Either scenario includes an isolated BH, which is currently inactive. But is it reasonable? Actually, there must be a number of invisible BHs in the Galaxy. For example, Agol & Kamionkowski (2002) estimated the total number of stellar mass BHs in the Galaxy to be ∼10⁹, which is far greater than the latest total number of the Galactic BH candidates (∼60). Assuming a spherically isotropic distribution with a radius of 30 kpc, this total BH number corresponds to a number density of 10^−5.1 pc⁻³. Thus, we obtain the expected value of the BH number within the W44 shell (15 pc radius) as 0.13, which is not significantly low. Note that this value may be a lower limit since an overdensity of BHs due to the disk population and a OB association (Ögelman & Maran 1976) is expected.
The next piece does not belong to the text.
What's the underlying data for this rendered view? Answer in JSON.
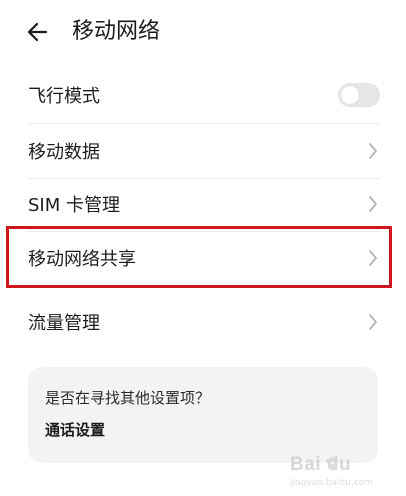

Considering the permitted mass ranges of an isolated BH, the explosion model seems to be more plausible. Such an isolated, currently inactive BH with a mass of >10 M_⊙ was suggested as the driving source of the Tornado nebula (Sakai et al. 2014). We also detected another extremely broad-velocity-width feature, CO–0.40–0.22, in the central molecular zone of our Galaxy (Oka et al. 2016). This was explained by a gravitational kick to the molecular cloud caused by an intermediate-mass BH. Therefore, an elaborate search for compact high-velocity features using molecular lines might be an effective method of seeking inactive BHs in the Galaxy and nearby galaxies.